Welche Gründe hat dieser Vertrauensverlust und was sind seine Auswirkungen auf die EU? Dies ist das Thema einer kurzen Reihe von DGAP-Kompakt-Analysen, konzipiert von Claire Demesmay, Leiterin des Programms Frankreich/deutsch-französische Beziehungen und Jana Puglierin, Leiterin des Alfred von Oppenheim-Zentrums für Europäische Zukunftsfragen. Den Anfang macht dieser Beitrag von Julie Hamann.
Vor einem Jahrzehnt schien Europa so sicher, so wohlhabend, so frei wie nie zuvor. Heute sind genau diese Errungenschaften – Sicherheit, Wohlstand und Freiheit – bedroht. Für viele bietet die EU keine Lösungen für die Probleme unserer Zeit, sondern ist selbst zum Problem geworden.

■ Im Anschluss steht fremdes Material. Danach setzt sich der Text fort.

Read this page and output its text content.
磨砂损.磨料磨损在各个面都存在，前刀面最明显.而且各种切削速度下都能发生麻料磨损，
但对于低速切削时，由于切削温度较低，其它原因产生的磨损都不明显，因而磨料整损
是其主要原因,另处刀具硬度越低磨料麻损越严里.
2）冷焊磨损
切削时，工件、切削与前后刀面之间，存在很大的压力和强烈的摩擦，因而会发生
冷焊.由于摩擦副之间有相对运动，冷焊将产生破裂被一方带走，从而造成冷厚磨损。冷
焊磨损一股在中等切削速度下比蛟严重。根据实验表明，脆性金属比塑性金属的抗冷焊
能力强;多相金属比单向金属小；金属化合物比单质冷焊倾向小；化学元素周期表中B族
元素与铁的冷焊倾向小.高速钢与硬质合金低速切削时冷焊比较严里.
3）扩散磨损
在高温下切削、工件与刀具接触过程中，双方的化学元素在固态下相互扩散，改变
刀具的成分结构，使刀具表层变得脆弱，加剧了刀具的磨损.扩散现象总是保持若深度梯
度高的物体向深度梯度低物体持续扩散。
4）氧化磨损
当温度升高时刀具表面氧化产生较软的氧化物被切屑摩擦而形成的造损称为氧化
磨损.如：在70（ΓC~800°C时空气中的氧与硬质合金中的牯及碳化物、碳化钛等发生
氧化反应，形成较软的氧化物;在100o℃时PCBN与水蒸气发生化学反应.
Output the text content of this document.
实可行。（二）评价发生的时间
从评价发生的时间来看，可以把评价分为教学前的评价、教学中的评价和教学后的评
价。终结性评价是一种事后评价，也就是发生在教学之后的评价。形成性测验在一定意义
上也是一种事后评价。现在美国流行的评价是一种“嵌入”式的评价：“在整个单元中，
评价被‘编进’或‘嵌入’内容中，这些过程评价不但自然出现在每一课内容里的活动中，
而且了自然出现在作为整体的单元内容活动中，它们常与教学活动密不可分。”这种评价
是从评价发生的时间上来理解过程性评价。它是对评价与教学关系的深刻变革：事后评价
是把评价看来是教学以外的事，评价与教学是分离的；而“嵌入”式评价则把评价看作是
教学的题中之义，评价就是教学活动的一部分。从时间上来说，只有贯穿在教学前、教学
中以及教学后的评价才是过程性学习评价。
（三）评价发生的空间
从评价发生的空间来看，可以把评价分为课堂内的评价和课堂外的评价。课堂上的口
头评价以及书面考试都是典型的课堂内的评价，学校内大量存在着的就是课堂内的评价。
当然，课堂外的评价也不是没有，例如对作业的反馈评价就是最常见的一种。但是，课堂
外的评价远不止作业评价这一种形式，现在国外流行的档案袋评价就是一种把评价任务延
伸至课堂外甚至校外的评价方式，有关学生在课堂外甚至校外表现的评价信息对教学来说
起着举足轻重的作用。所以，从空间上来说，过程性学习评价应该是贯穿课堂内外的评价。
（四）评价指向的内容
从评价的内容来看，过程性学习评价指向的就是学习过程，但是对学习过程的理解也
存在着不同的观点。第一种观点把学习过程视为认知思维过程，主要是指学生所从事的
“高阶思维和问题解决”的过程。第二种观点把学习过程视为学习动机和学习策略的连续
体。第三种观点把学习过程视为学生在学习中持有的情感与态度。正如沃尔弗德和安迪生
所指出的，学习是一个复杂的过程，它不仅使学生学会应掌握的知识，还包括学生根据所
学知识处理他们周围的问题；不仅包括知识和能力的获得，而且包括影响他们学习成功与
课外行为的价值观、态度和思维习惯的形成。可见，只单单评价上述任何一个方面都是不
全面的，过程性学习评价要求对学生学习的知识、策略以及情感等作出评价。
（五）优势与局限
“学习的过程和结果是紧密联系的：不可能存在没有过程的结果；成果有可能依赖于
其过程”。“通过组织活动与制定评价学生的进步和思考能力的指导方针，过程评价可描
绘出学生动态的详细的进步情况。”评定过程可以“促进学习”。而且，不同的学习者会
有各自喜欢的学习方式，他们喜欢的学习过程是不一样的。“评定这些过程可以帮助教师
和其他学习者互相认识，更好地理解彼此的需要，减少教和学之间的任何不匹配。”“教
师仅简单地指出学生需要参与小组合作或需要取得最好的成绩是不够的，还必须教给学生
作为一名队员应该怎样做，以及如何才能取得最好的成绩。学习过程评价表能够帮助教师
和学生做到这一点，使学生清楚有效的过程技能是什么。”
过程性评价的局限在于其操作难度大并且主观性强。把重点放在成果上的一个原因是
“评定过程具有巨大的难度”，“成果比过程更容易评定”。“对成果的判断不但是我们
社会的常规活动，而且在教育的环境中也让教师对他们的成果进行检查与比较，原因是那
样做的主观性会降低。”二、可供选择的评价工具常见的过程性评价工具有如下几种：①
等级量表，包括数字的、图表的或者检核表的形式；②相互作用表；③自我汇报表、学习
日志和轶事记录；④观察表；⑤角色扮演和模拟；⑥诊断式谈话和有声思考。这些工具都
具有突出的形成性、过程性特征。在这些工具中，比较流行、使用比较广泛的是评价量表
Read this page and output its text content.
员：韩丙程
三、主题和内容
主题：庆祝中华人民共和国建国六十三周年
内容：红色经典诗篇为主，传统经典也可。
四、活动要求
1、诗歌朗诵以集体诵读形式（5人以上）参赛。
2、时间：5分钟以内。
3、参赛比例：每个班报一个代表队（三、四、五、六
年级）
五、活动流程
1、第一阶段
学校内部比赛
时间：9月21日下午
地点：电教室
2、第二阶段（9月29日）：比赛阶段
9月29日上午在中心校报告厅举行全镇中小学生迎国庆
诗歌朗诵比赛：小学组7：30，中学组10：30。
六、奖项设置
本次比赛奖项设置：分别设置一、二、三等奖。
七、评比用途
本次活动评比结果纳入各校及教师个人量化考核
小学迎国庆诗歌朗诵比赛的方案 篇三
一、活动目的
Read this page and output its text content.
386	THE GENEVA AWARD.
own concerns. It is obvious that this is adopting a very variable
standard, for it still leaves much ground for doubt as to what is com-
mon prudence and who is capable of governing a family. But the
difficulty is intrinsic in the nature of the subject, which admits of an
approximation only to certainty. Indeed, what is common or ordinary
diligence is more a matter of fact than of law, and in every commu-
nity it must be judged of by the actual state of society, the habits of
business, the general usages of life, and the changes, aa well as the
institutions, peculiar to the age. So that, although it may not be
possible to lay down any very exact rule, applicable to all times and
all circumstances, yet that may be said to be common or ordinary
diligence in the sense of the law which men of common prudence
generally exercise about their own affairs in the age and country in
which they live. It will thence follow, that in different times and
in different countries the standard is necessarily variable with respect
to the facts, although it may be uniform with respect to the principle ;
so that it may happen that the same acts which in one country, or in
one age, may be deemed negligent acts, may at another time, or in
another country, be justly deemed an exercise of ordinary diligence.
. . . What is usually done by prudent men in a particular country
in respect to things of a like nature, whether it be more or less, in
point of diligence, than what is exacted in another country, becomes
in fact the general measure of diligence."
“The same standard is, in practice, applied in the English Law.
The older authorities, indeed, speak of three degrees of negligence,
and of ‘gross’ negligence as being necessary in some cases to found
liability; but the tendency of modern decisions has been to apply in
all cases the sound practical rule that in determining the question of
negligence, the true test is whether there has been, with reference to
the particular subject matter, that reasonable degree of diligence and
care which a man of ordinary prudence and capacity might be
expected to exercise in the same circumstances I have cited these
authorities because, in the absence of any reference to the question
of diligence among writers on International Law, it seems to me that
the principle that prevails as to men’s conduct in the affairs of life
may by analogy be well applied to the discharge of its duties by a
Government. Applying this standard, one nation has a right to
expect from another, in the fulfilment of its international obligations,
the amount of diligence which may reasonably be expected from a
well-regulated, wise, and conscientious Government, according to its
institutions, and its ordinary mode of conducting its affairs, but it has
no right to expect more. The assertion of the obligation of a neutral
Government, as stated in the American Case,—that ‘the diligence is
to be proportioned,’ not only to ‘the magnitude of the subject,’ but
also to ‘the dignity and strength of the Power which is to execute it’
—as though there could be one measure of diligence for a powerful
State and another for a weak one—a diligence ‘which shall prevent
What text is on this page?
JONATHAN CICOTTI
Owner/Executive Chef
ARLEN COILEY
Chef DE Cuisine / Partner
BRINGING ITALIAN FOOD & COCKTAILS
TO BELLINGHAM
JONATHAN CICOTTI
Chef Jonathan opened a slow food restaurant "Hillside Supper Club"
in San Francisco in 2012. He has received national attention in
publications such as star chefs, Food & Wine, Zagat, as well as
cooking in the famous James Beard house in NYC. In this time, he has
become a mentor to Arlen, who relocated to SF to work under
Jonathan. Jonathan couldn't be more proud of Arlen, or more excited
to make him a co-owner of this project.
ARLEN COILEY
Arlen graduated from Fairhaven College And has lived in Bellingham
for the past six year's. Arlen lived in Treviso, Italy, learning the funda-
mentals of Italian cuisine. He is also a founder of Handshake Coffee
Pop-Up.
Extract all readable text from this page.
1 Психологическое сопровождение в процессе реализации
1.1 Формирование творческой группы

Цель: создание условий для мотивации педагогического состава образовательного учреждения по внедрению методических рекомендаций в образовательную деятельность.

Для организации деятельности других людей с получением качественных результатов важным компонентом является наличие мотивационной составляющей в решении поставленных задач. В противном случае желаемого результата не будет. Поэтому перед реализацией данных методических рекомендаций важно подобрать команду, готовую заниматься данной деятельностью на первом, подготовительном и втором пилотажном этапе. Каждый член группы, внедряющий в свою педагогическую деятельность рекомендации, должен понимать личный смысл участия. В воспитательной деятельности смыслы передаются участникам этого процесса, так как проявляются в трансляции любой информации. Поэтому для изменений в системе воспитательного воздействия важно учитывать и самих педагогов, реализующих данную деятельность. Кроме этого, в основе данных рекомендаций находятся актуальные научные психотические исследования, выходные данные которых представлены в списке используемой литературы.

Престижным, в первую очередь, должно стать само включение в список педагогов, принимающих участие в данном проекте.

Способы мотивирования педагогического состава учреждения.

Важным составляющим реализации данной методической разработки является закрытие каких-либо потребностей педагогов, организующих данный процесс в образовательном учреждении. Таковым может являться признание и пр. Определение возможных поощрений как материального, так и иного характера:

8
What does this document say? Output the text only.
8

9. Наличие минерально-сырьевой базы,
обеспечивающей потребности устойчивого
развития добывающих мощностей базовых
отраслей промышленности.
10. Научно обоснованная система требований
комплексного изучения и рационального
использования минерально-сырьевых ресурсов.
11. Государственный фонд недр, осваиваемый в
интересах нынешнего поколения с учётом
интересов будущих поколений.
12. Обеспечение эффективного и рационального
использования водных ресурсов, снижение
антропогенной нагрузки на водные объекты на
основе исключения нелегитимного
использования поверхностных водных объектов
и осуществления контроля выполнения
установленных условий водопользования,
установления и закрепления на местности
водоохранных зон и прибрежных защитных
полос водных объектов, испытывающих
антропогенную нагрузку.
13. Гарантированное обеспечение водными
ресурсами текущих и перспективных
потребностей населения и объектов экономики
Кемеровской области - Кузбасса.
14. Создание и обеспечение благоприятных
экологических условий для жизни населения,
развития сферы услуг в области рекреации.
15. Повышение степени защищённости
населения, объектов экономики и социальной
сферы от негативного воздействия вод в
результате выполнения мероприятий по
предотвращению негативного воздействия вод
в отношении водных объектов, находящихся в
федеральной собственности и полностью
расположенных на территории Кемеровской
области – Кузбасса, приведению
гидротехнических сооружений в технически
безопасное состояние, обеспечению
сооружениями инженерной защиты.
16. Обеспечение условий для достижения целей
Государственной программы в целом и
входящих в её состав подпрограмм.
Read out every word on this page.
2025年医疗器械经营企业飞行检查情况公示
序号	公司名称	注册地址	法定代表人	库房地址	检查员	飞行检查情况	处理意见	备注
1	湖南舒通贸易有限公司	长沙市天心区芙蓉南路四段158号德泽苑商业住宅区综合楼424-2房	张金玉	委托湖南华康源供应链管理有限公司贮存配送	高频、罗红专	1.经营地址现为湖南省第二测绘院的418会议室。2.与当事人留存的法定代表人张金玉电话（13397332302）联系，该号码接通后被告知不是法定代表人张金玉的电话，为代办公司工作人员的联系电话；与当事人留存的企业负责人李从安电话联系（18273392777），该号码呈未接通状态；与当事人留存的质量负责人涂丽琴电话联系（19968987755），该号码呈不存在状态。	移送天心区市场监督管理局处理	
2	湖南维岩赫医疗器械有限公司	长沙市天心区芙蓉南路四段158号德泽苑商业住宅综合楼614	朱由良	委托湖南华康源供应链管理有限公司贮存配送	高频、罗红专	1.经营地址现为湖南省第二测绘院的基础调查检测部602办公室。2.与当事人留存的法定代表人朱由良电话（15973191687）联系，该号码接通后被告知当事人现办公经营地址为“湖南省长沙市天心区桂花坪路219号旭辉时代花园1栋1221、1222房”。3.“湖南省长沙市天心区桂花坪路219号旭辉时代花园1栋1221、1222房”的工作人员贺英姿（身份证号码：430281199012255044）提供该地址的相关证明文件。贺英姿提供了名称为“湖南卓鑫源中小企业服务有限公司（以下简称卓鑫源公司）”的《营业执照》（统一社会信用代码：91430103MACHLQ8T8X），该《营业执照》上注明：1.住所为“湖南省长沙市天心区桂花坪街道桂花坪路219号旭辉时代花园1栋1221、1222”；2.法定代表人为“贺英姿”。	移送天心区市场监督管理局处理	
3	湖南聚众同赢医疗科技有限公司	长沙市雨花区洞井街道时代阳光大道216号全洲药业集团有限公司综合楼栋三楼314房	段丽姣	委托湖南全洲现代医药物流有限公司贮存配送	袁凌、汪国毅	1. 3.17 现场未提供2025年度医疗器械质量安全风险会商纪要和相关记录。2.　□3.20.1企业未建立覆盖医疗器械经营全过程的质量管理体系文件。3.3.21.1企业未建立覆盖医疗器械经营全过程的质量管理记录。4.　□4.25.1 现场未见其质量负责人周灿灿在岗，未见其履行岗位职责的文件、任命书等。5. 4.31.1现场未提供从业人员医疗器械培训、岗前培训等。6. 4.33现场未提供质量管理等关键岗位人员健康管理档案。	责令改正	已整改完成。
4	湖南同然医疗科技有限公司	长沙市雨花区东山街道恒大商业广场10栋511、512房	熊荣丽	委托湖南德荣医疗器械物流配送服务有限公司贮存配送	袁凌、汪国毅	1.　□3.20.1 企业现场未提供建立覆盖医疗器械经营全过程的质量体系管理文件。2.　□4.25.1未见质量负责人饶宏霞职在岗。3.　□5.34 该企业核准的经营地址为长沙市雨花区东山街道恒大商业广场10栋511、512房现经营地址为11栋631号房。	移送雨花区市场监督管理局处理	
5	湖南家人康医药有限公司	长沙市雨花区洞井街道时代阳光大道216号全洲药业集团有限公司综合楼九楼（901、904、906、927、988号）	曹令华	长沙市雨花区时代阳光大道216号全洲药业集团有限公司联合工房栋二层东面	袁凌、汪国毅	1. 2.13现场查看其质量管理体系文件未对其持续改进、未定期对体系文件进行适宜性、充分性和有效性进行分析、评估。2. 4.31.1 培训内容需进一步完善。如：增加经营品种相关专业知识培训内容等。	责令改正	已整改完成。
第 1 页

In Zeiten der Verunsicherungen, wie die europäischen Staaten sie im Zuge der unterschiedlichen Krisen erleben, wird gern an Regeln appelliert. So wird in der Schuldenkrise gefordert, dass der europäische Stabilitäts- und Wachstumspakt eingehalten wird, genauso wie eine Verteilungsregel innerhalb der EU als Lösung für die Flüchtlingskrise eingeführt werden soll. Doch Regeln wirken nur, wenn es auch Vertrauen gibt und man sich dadurch auf offene Verhandlungen überhaupt erst einlassen kann.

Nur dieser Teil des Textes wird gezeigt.